La línea que separa ambos refrescos helados es mínima, ya que su elaboración es prácticamente igual, aunque con un matiz. En cuanto a la lista de sabores que podemos encontrar de los dos aumenta cada año. Inicialmente el limón, por su refrescante acidez, era prácticamente la única variedad existente de los dos casos pero, ahora, con todo tipo de zumos, frutas y licores podemos hacer granizados y sorbetes.

Un sorbete, a grandes rasgos, es un granizado mezclado con merengue. Para hacerlo, hay que unir zumo o puré de fruta con almíbar (agua + azúcar hervidas). Luego, esta mezcla se congela, removiendo de vez en cuando. Una vez cuajado, se une a claras de huevo montadas a punto de nieve. Actualmente, los sorbetes elaborados con bebidas como el cava, ganan adeptos.

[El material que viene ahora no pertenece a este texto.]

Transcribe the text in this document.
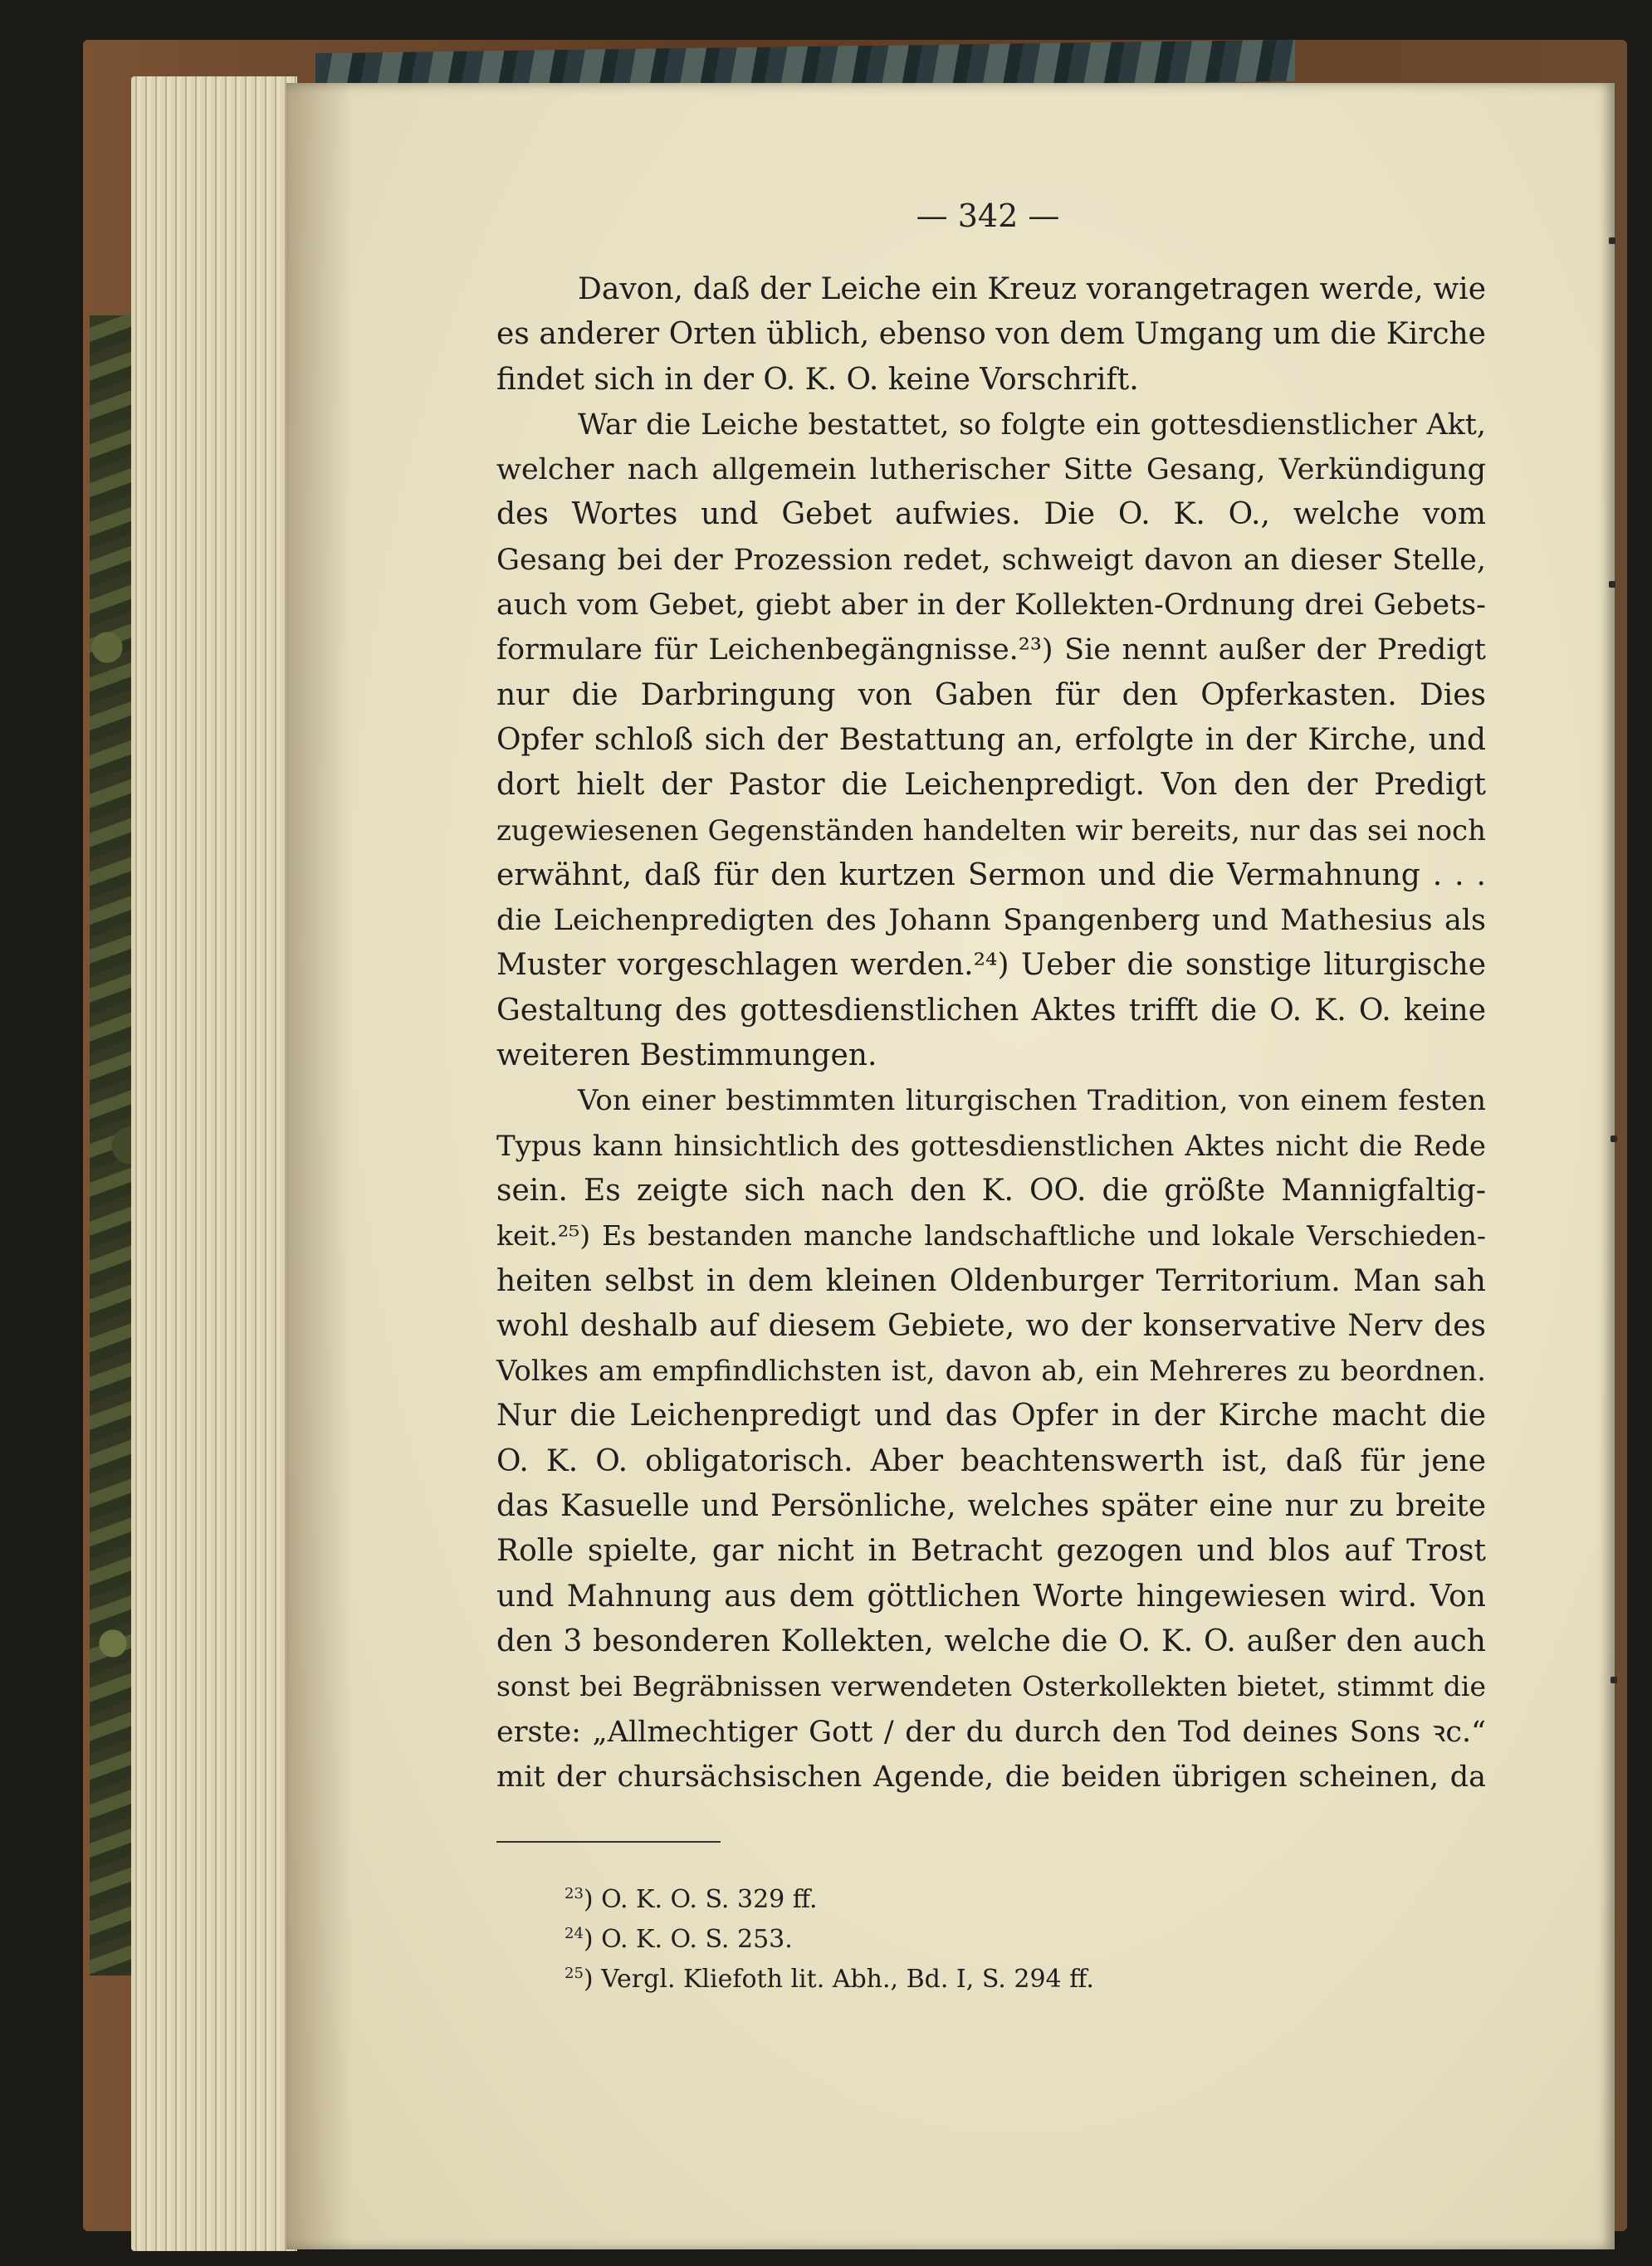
— 342 —
Davon, daß der Leiche ein Kreuz vorangetragen werde, wie
es anderer Orten üblich, ebenso von dem Umgang um die Kirche
findet sich in der O. K. O. keine Vorschrift.
War die Leiche bestattet, so folgte ein gottesdienstlicher Akt,
welcher nach allgemein lutherischer Sitte Gesang, Verkündigung
des Wortes und Gebet aufwies. Die O. K. O., welche vom
Gesang bei der Prozession redet, schweigt davon an dieser Stelle,
auch vom Gebet, giebt aber in der Kollekten-Ordnung drei Gebets-
formulare für Leichenbegängnisse.²³) Sie nennt außer der Predigt
nur die Darbringung von Gaben für den Opferkasten. Dies
Opfer schloß sich der Bestattung an, erfolgte in der Kirche, und
dort hielt der Pastor die Leichenpredigt. Von den der Predigt
zugewiesenen Gegenständen handelten wir bereits, nur das sei noch
erwähnt, daß für den kurtzen Sermon und die Vermahnung . . .
die Leichenpredigten des Johann Spangenberg und Mathesius als
Muster vorgeschlagen werden.²⁴) Ueber die sonstige liturgische
Gestaltung des gottesdienstlichen Aktes trifft die O. K. O. keine
weiteren Bestimmungen.
Von einer bestimmten liturgischen Tradition, von einem festen
Typus kann hinsichtlich des gottesdienstlichen Aktes nicht die Rede
sein. Es zeigte sich nach den K. OO. die größte Mannigfaltig-
keit.²⁵) Es bestanden manche landschaftliche und lokale Verschieden-
heiten selbst in dem kleinen Oldenburger Territorium. Man sah
wohl deshalb auf diesem Gebiete, wo der konservative Nerv des
Volkes am empfindlichsten ist, davon ab, ein Mehreres zu beordnen.
Nur die Leichenpredigt und das Opfer in der Kirche macht die
O. K. O. obligatorisch. Aber beachtenswerth ist, daß für jene
das Kasuelle und Persönliche, welches später eine nur zu breite
Rolle spielte, gar nicht in Betracht gezogen und blos auf Trost
und Mahnung aus dem göttlichen Worte hingewiesen wird. Von
den 3 besonderen Kollekten, welche die O. K. O. außer den auch
sonst bei Begräbnissen verwendeten Osterkollekten bietet, stimmt die
erste: „Allmechtiger Gott / der du durch den Tod deines Sons ꝛc.“
mit der chursächsischen Agende, die beiden übrigen scheinen, da
$^{23}$) O. K. O. S. 329 ff.
$^{24}$) O. K. O. S. 253.
$^{25}$) Vergl. Kliefoth lit. Abh., Bd. I, S. 294 ff.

En este caso, al zumo de frutas se añade el licor y luego se sigue el mismo proceso.

En el centro y sur de América es un refresco muy famoso que recibe diversos nombres como ‘raspado’ o ‘minuta’. Éstos se realizan de una forma un poco distinta: el hielo está triturado y congelado y, antes de servirse, se pone en una copa o vaso y se rocía con el sirope que se desee. Sea de una forma u otra, lo más aconsejable es tomarlo con pajita e ir removiendo de vez en cuando para que el almíbar con el zumo, el café o el sirope, impregnen bien el hielo.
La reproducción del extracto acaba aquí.